Click Auto to search for REDLINE in standard locations:

  • C:\Program Files\REDCINE-X PRO 64-bit\Redline.exe
  • C:\Program Files\REDCINE-X PRO\Redline.exe
  • C:\Program Files (x86)\REDCINE-X PRO\Redline.exe
  • /Applications/REDCINE-X Professional/REDCINE-X PRO.app/Contents/MacOS/REDline
  • /Applications/REDCINE-X PRO.app/Contents/MacOS/REDline

If auto-detection fails, click Browse to locate the executable manually.

How It Works

  1. Scrub generates a batch script with REDLINE commands for each R3D clip.
  2. The script is launched as an external process.
  3. Scrub waits for completion (10-minute timeout).
  4. Rendered clips are verified and their info is recorded.

FFmpeg

Purpose: Trim clips by extracting the used portion with handles. Supports two modes.

Requires FFmpeg

FFmpeg is a free, open-source tool that must be installed separately. See the Prerequisites guide for installation instructions on macOS and Windows.

Configuration

Setting Description
FFmpeg binary path Path to the FFmpeg executable
Trim Mode Stream Copy (fast) or Re-encode (frame-accurate)
Output Codec Only when re-encoding: ProRes 422 HQ (.mov) or DNxHR HQ (.mxf)

Auto-Detection

Click Auto to search for FFmpeg:

  • C:\ffmpeg\bin\ffmpeg.exe
  • /usr/local/bin/ffmpeg

Trim Modes

Cuts on keyframes without re-encoding. May include a few extra frames at cut points.

Best for I-frame codecs:

  • Apple ProRes (.mov)
  • Avid DNxHR / DNxHD (.mxf)
  • XAVC (.mxf)
  • AVC-Intra

Decodes and re-encodes for precise frame cuts. Slower but guaranteed accurate.

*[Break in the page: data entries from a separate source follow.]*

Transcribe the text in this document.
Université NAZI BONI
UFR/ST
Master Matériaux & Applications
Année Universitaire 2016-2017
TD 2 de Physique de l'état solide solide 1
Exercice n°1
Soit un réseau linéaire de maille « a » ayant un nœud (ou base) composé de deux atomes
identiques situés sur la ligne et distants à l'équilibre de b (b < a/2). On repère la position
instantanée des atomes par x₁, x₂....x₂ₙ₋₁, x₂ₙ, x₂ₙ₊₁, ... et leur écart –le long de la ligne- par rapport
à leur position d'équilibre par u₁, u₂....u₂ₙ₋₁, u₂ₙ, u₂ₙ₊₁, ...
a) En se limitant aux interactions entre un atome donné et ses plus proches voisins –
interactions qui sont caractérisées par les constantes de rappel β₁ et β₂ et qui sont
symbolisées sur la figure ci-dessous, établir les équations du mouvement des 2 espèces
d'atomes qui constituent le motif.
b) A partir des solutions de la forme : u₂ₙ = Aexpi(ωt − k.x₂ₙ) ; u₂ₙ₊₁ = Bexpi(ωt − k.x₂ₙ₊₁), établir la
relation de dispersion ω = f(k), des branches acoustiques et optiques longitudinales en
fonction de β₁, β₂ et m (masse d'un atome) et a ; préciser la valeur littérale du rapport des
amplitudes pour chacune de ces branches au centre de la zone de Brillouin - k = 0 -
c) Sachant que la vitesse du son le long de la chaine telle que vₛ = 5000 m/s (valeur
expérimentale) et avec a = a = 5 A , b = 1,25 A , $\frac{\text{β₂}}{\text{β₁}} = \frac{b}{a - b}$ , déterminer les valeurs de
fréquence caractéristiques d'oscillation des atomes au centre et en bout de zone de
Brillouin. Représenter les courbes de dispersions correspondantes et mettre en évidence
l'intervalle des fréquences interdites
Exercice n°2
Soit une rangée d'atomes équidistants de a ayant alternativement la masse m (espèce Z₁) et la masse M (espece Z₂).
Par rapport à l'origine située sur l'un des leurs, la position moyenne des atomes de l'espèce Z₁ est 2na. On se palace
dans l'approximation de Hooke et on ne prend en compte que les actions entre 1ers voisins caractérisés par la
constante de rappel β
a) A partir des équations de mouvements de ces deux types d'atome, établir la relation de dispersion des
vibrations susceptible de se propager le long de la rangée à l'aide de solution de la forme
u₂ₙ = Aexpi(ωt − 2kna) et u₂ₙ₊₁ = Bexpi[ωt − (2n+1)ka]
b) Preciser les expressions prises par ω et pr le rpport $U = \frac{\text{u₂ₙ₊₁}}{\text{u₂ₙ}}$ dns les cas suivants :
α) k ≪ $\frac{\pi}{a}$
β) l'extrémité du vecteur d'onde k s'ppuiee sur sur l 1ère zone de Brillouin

Required for long-GOP codecs:

  • H.264 (.mp4)
  • HEVC / H.265 (.mp4)
  • XAVC-L

FFmpeg + AME Fallback

When both FFmpeg and AME are enabled, AME acts as a fallback for any clips that FFmpeg fails to process. This gives you the speed of FFmpeg for most clips with AME as a safety net.


Adobe Media Encoder (AME)

Purpose: Render clips using AME encoder presets. The most versatile engine but slower than FFmpeg stream copy.

Configuration

Setting Description
AME Export Preset An .epr preset file from Adobe Media Encoder

Selecting a Preset

The preset dropdown shows all .epr files discovered from the system. Use Browse to manually select a preset file, or Refresh to rescan.

The folders that are scanned for .epr files are managed from the Export Preset Folders section, which now appears inside the Conform settings modal as well. This list is shared with the Deliverables module, so adding a folder in one place makes those presets available in both. See Deliverables → Settings for how to add, remove, and rescan preset folders.

How It Works

  1. For each eligible clip, Scrub queues an export to Adobe Media Encoder.
  2. AME renders the clip using the selected preset.
  3. Output files are saved to the conform output folder.

Output container follows the preset

The output file extension is taken from the preset itself rather than assumed — an H.264 preset produces .mp4, a DNxHR preset produces .mxf, an audio preset produces .wav, and so on. The generated FCP XML references the same actual filenames, so re-import resolves correctly.


Engine Priority

When multiple engines are enabled, they process clips in this order:

  1. REDLINE — processes R3D clips only
  2. FFmpeg — processes non-R3D clips (or all clips if REDLINE is off)
  3. AME — processes remaining clips, or acts as fallback for FFmpeg failures

Clips are never processed by multiple engines — each clip is handled by exactly one engine.